The Bodies and Titanic exhibits reside in the former Wax Museum building on Beach Boulevard and offer two totally different journeys for visitors. One takes you to the past to relive the grandeur and tragedy of the Titanic and the other takes you deep into a scientific exploration of the human body.
Important Note: The Buena Park exhibits closed recently to make room for a new attraction, but you can still see the same exhibits at the Luxor, Las Vegas. A new theme park called Butterfly Pavilion is being built on this location. Stay tuned for the review.
Although the exhibits can qualify as museums, they are definitely not your typical museums. It is important to make this distinction because some people – especially teens – are allergic to the word museum.
Since those 2 exhibits are separate, you can buy tickets for one or both. Each exhibit will take around one and half hours to complete – so plan your time accordingly. If you have an inquisitive young one in your party, plan on staying longer. The docents are very helpful and informative.

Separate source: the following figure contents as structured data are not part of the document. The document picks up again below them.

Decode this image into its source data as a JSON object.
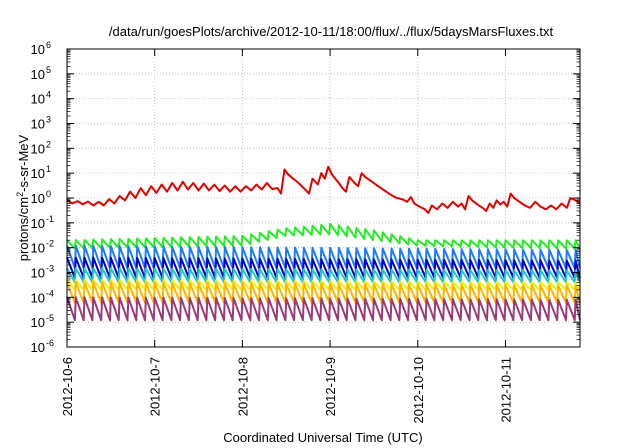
{
  "chart_data": {
    "type": "line",
    "title": "/data/run/goesPlots/archive/2012-10-11/18:00/flux/../flux/5daysMarsFluxes.txt",
    "xlabel": "Coordinated Universal Time (UTC)",
    "ylabel_parts": {
      "base": "protons/cm",
      "sup": "2",
      "rest": "-s-sr-MeV"
    },
    "x_range_days": [
      0,
      5.85
    ],
    "x_ticks": [
      {
        "label": "2012-10-6",
        "day": 0
      },
      {
        "label": "2012-10-7",
        "day": 1
      },
      {
        "label": "2012-10-8",
        "day": 2
      },
      {
        "label": "2012-10-9",
        "day": 3
      },
      {
        "label": "2012-10-10",
        "day": 4
      },
      {
        "label": "2012-10-11",
        "day": 5
      }
    ],
    "y_scale": "log",
    "y_range_exp": [
      -6,
      6
    ],
    "y_ticks": [
      {
        "base": "10",
        "exp": "6"
      },
      {
        "base": "10",
        "exp": "5"
      },
      {
        "base": "10",
        "exp": "4"
      },
      {
        "base": "10",
        "exp": "3"
      },
      {
        "base": "10",
        "exp": "2"
      },
      {
        "base": "10",
        "exp": "1"
      },
      {
        "base": "10",
        "exp": "0"
      },
      {
        "base": "10",
        "exp": "-1"
      },
      {
        "base": "10",
        "exp": "-2"
      },
      {
        "base": "10",
        "exp": "-3"
      },
      {
        "base": "10",
        "exp": "-4"
      },
      {
        "base": "10",
        "exp": "-5"
      },
      {
        "base": "10",
        "exp": "-6"
      }
    ],
    "grid": true,
    "series": [
      {
        "color": "#e00000",
        "points": [
          [
            0.0,
            0.85
          ],
          [
            0.06,
            0.6
          ],
          [
            0.12,
            0.75
          ],
          [
            0.18,
            0.55
          ],
          [
            0.24,
            0.72
          ],
          [
            0.3,
            0.5
          ],
          [
            0.36,
            0.7
          ],
          [
            0.42,
            0.5
          ],
          [
            0.48,
            0.9
          ],
          [
            0.54,
            0.6
          ],
          [
            0.6,
            1.2
          ],
          [
            0.66,
            0.8
          ],
          [
            0.72,
            1.8
          ],
          [
            0.78,
            1.0
          ],
          [
            0.84,
            2.5
          ],
          [
            0.9,
            1.3
          ],
          [
            0.96,
            3.0
          ],
          [
            1.02,
            1.6
          ],
          [
            1.08,
            3.5
          ],
          [
            1.14,
            1.8
          ],
          [
            1.2,
            4.0
          ],
          [
            1.26,
            2.0
          ],
          [
            1.32,
            4.5
          ],
          [
            1.38,
            2.2
          ],
          [
            1.44,
            4.0
          ],
          [
            1.5,
            2.0
          ],
          [
            1.56,
            3.8
          ],
          [
            1.62,
            2.0
          ],
          [
            1.68,
            3.5
          ],
          [
            1.74,
            1.9
          ],
          [
            1.8,
            3.2
          ],
          [
            1.86,
            1.8
          ],
          [
            1.92,
            3.0
          ],
          [
            1.98,
            1.8
          ],
          [
            2.04,
            3.0
          ],
          [
            2.1,
            2.0
          ],
          [
            2.16,
            3.5
          ],
          [
            2.22,
            2.2
          ],
          [
            2.28,
            4.0
          ],
          [
            2.34,
            2.3
          ],
          [
            2.4,
            2.5
          ],
          [
            2.44,
            1.5
          ],
          [
            2.48,
            14
          ],
          [
            2.52,
            9
          ],
          [
            2.58,
            6
          ],
          [
            2.64,
            4
          ],
          [
            2.7,
            2.5
          ],
          [
            2.76,
            1.5
          ],
          [
            2.8,
            6
          ],
          [
            2.86,
            3.5
          ],
          [
            2.9,
            10
          ],
          [
            2.94,
            6
          ],
          [
            2.98,
            18
          ],
          [
            3.02,
            9
          ],
          [
            3.06,
            6
          ],
          [
            3.1,
            4
          ],
          [
            3.14,
            2.5
          ],
          [
            3.18,
            1.8
          ],
          [
            3.22,
            7
          ],
          [
            3.28,
            4
          ],
          [
            3.32,
            3
          ],
          [
            3.36,
            10
          ],
          [
            3.4,
            7
          ],
          [
            3.46,
            5
          ],
          [
            3.52,
            3.5
          ],
          [
            3.58,
            2.5
          ],
          [
            3.64,
            1.8
          ],
          [
            3.7,
            1.3
          ],
          [
            3.76,
            1.0
          ],
          [
            3.82,
            0.9
          ],
          [
            3.88,
            0.7
          ],
          [
            3.92,
            1.1
          ],
          [
            3.96,
            0.6
          ],
          [
            4.02,
            0.45
          ],
          [
            4.08,
            0.35
          ],
          [
            4.12,
            0.25
          ],
          [
            4.16,
            0.5
          ],
          [
            4.22,
            0.35
          ],
          [
            4.28,
            0.6
          ],
          [
            4.34,
            0.4
          ],
          [
            4.4,
            0.7
          ],
          [
            4.46,
            0.45
          ],
          [
            4.5,
            0.6
          ],
          [
            4.54,
            0.35
          ],
          [
            4.58,
            1.2
          ],
          [
            4.62,
            0.8
          ],
          [
            4.68,
            0.55
          ],
          [
            4.74,
            0.4
          ],
          [
            4.78,
            0.3
          ],
          [
            4.82,
            0.6
          ],
          [
            4.86,
            0.4
          ],
          [
            4.9,
            0.8
          ],
          [
            4.94,
            0.55
          ],
          [
            4.98,
            0.7
          ],
          [
            5.02,
            0.45
          ],
          [
            5.06,
            1.5
          ],
          [
            5.1,
            1.0
          ],
          [
            5.16,
            0.7
          ],
          [
            5.22,
            0.5
          ],
          [
            5.28,
            0.4
          ],
          [
            5.34,
            0.7
          ],
          [
            5.4,
            0.45
          ],
          [
            5.46,
            0.35
          ],
          [
            5.52,
            0.5
          ],
          [
            5.58,
            0.35
          ],
          [
            5.64,
            0.6
          ],
          [
            5.7,
            0.4
          ],
          [
            5.74,
            1.0
          ],
          [
            5.8,
            0.8
          ],
          [
            5.85,
            0.6
          ]
        ]
      },
      {
        "color": "#22ee22",
        "teeth": {
          "period": 0.1,
          "start": 0.0,
          "end": 5.85,
          "low": [
            [
              0,
              0.009
            ],
            [
              2.0,
              0.012
            ],
            [
              2.5,
              0.03
            ],
            [
              3.0,
              0.035
            ],
            [
              3.5,
              0.02
            ],
            [
              4.0,
              0.012
            ],
            [
              5.0,
              0.01
            ],
            [
              5.85,
              0.009
            ]
          ],
          "high": [
            [
              0,
              0.02
            ],
            [
              2.0,
              0.03
            ],
            [
              2.5,
              0.06
            ],
            [
              3.0,
              0.09
            ],
            [
              3.5,
              0.05
            ],
            [
              4.0,
              0.02
            ],
            [
              5.0,
              0.02
            ],
            [
              5.85,
              0.02
            ]
          ]
        }
      },
      {
        "color": "#1e7cff",
        "teeth": {
          "period": 0.1,
          "start": 0.0,
          "end": 5.85,
          "low": [
            [
              0,
              0.0015
            ],
            [
              5.85,
              0.0015
            ]
          ],
          "high": [
            [
              0,
              0.012
            ],
            [
              5.85,
              0.008
            ]
          ]
        }
      },
      {
        "color": "#0000cc",
        "teeth": {
          "period": 0.1,
          "start": 0.0,
          "end": 5.85,
          "low": [
            [
              0,
              0.0006
            ],
            [
              5.85,
              0.0006
            ]
          ],
          "high": [
            [
              0,
              0.004
            ],
            [
              5.85,
              0.003
            ]
          ]
        }
      },
      {
        "color": "#20c8c0",
        "teeth": {
          "period": 0.1,
          "start": 0.0,
          "end": 5.85,
          "low": [
            [
              0,
              0.0004
            ],
            [
              5.85,
              0.0004
            ]
          ],
          "high": [
            [
              0,
              0.0015
            ],
            [
              5.85,
              0.0012
            ]
          ]
        }
      },
      {
        "color": "#f0f000",
        "teeth": {
          "period": 0.1,
          "start": 0.0,
          "end": 5.85,
          "low": [
            [
              0,
              0.0002
            ],
            [
              5.85,
              0.0002
            ]
          ],
          "high": [
            [
              0,
              0.0005
            ],
            [
              5.85,
              0.0004
            ]
          ]
        }
      },
      {
        "color": "#ffb400",
        "teeth": {
          "period": 0.1,
          "start": 0.0,
          "end": 5.85,
          "low": [
            [
              0,
              6e-05
            ],
            [
              5.85,
              6e-05
            ]
          ],
          "high": [
            [
              0,
              0.0004
            ],
            [
              5.85,
              0.0003
            ]
          ]
        }
      },
      {
        "color": "#9b3a78",
        "teeth": {
          "period": 0.1,
          "start": 0.0,
          "end": 5.85,
          "low": [
            [
              0,
              1.2e-05
            ],
            [
              5.85,
              1.2e-05
            ]
          ],
          "high": [
            [
              0,
              0.0001
            ],
            [
              5.85,
              8e-05
            ]
          ]
        }
      }
    ]
  }
}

Once you buy your tickets, you can pose for some photos with Titanic props. The backgrounds in those photos are blue so they can be exchanged with more elaborate backgrounds. For example, we took a picture in front of the grand staircase. When we viewed the finished photo it looked like we were on the Titanic in front of the staircase.
At the Bodies exhibits, you will see many exhibits of the human body in full color and to scale. Each room highlights a different part or system like Muscular, nervous, respiratory, digestive, urinary, reproductive, endocrine, and circulatory.
The specimens are created from real human bodies and using an innovative preservation method called Polymer Preservation which uses a special liquid rubber. Using this method the specimens can last for a very long time without any decay.
All exhibits were informative and entertaining but my family and I especially enjoyed the exhibit showing the human fetus during different weeks of development. It is mind boggling how tiny the fetus is at 3 weeks and how fast it grows after that.
Another eye-opening exhibit was the stark difference between healthy lungs and damaged lungs due to smoking. If anyone is still smoking in spite of all the warnings then this exhibit might just make them quit.
The Bodies exhibit is mostly independent at your own pace experience. The Titanic artifacts exhibit, on the other hand, is more choreographed and guided.
At the entrance to the Titanic, the docents let small groups in every 15 minutes where they are greeted by a large room with a big screen. The first part of the journey is a short video about the construction, launch, and tragedy of the Titanic.
The Titanic was built to rival any other cruise liner in size and luxury and was billed as unsinkable. During its maiden voyage in 1912, the unthinkable happened. It struck a large Iceberg and sank to the bottom of the ocean, sending around 1,500 passengers to their doom. The biggest tragedy in this story is that many more lives could have been saved if the ship carried adequate lifeboats. Read more about the Titanic at Wikipedia en.wikipedia.org/wiki/Titanic.
Throughout the ensuing years, many salvagers and researchers recovered a treasure trove of artifacts from the doomed ship.
This exhibit showcases those artifacts and the opulent life aboard ship. In some of the exhibits, you will see the life-sized Grand Staircase, the first class staterooms and expensive china that survived the drowning. In contrast, you will pass by the cramped crew quarters, with 4 crew members in each cabin.
In other exhibits, you will see the huge propellers and the engine room where the crew toiled to keep the ship running. Another display plays a looping 3D film showing the sunken ship at the bottom of the ocean.
In most rooms, there were docents - dressed as crew members – providing information about the exhibits and answering questions.
One of the rooms shows a huge Iceberg made out of real ice. You can touch the ice to feel how cold it was on that fateful night.
Around the middle of your journey, you will be seated in a simulated lifeboat while a crew member tells the story of the Titanic passenger’s escape and rescue.
As you are exiting the exhibit you will walk through a memorial for the people who perished and who survived along with their photos - A very touching experience that makes the whole story more real and personal.
Our favorite parts of the exhibit were the 3D film, the Iceberg and the engine room.